Basing their hypothesis on laboratory studies of cells in culture and in mice with ALS, the researchers had hoped to demonstrate a slower rate of ALS progression with the drug.

Celebrex has been shown to interfere with COX2, part of the chemical pathway that leads to inflammation and to damage from glutamate, a natural central nervous system chemical that is toxic in excess amounts. It has been proposed that elevated levels of prostaglandin E2, one of the chemicals involved in inflammation, may increase secretion of glutamate in the nervous system.

“Celebrex worked in two laboratory models,” said MDA clinic director and research grantee Dan Drachman, a neurologist at Johns Hopkins University Medical Center in Baltimore and a principal investigator on the Celebrex study. “There was more than enough reason to translate the research to humans, and it was a very well done study. It didn’t produce any clinical benefit at the dose used, and our efforts now are to try to figure out why.”

Drachman added that the trial took a “tremendous amount of coordination among the investigators in all 25 institutions” and that “everybody did everything that they should have.”

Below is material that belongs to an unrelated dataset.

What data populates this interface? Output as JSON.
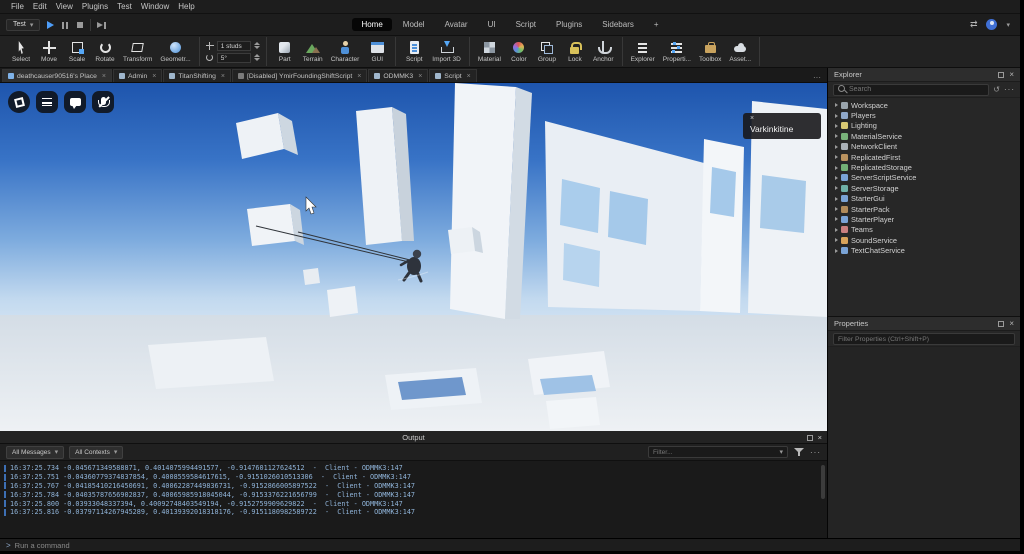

Celebrex or a substance very similar to it provided significant protection against poisoning of motor neurons (the nerve cells that die in ALS) when rat spinal cords in a culture dish were subjected to glutamate-related toxicity and when mice with genetic ALS were given the drug.

The treated mice developed ALS later, lived longer, lost strength and weight more slowly, and showed less damage in their spinal cord motor neurons, when compared with their untreated counterparts.

The statement from the Northeast ALS Consortium, released yesterday, says: “At 800 milligrams per day, Celebrex was safe and well tolerated. Celebrex did not have any demonstrated beneficial effects on ALS disease course. Studies are under way to assess whether Celebrex as used in this study had the predicted pharmacologic [drug-related] effects in the treated subjects. The study results will be presented at the International Motor Neuron Disease Association meeting on Dec. 3, 2004.”

Drachman said the challenge now will be to see whether the failure of celecoxib in ALS was due to “an inherent flaw in the theory, or to a difference between mice and men, or to a dosage effect, or to lack of penetration of the drug into the nervous system.”

MDA Medical Advisory Committee member Merit Cudkowicz, a neurologist at Massachusetts General Hospital and a principal investigator and coordinator on the Celebrex study, said she and the NEALS group were committed, with MDA, to “understanding why Celebrex at 800 milligrams a day did not work and to finding other therapies.”